That Thing Around Your Neck by Chimamanda Ngozi Adichie, 2004
The magic trick:
Expert use of second-person narration
This is a story with a very specific point of view. Our narrator has moved from Nigeria to the United States (Maine and then Connecticut), and a very specific set of things happen to her.
Published as it was, first in a British magazine and later in a big-budget collection by Alfred A. Knopf, you have to assume that this perspective was foreign to the vast majority of readers.
Which is why it’s second-person narration is such a bold and effective choice.
Nothing brings a specific, potentially foreign, point of view close to home like the personal address of the pronoun “you.”
And that’s quite a trick on Adichie’s part.
The selection:
You thought everybody in America had a car and a gun, your uncles and aunts thought so too.
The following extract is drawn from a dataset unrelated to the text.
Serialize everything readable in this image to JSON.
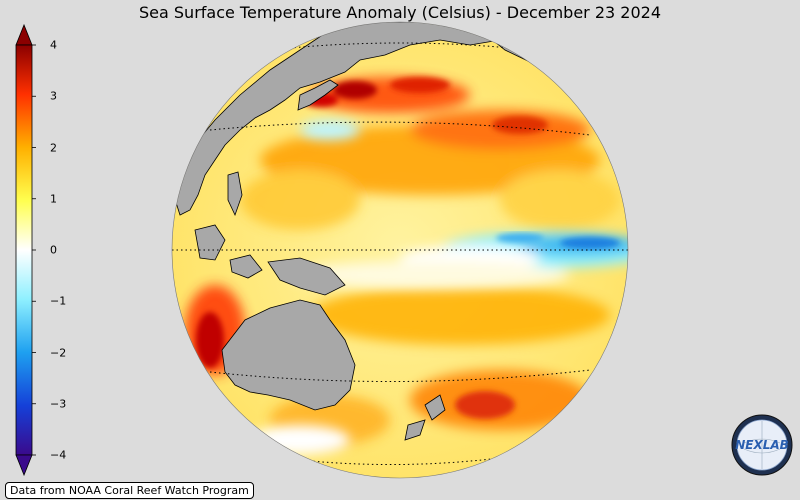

After you won the American visa lottery, your uncles and aunts and cousins told you, in a month you will have a big car. Soon, a big house. But don’t buy a gun like those Americans.
They trooped into the shantytown house in Lagos, standing beside the nail-studded zinc walls because the chairs did not go round, to say goodbye in loud voices and tell you with lowered voices what they wanted you to send them. In comparison to the big car and house (and possibly gun), the things they wanted were minor – handbags and shoes and perfumes and clothes. You said OK, no problem.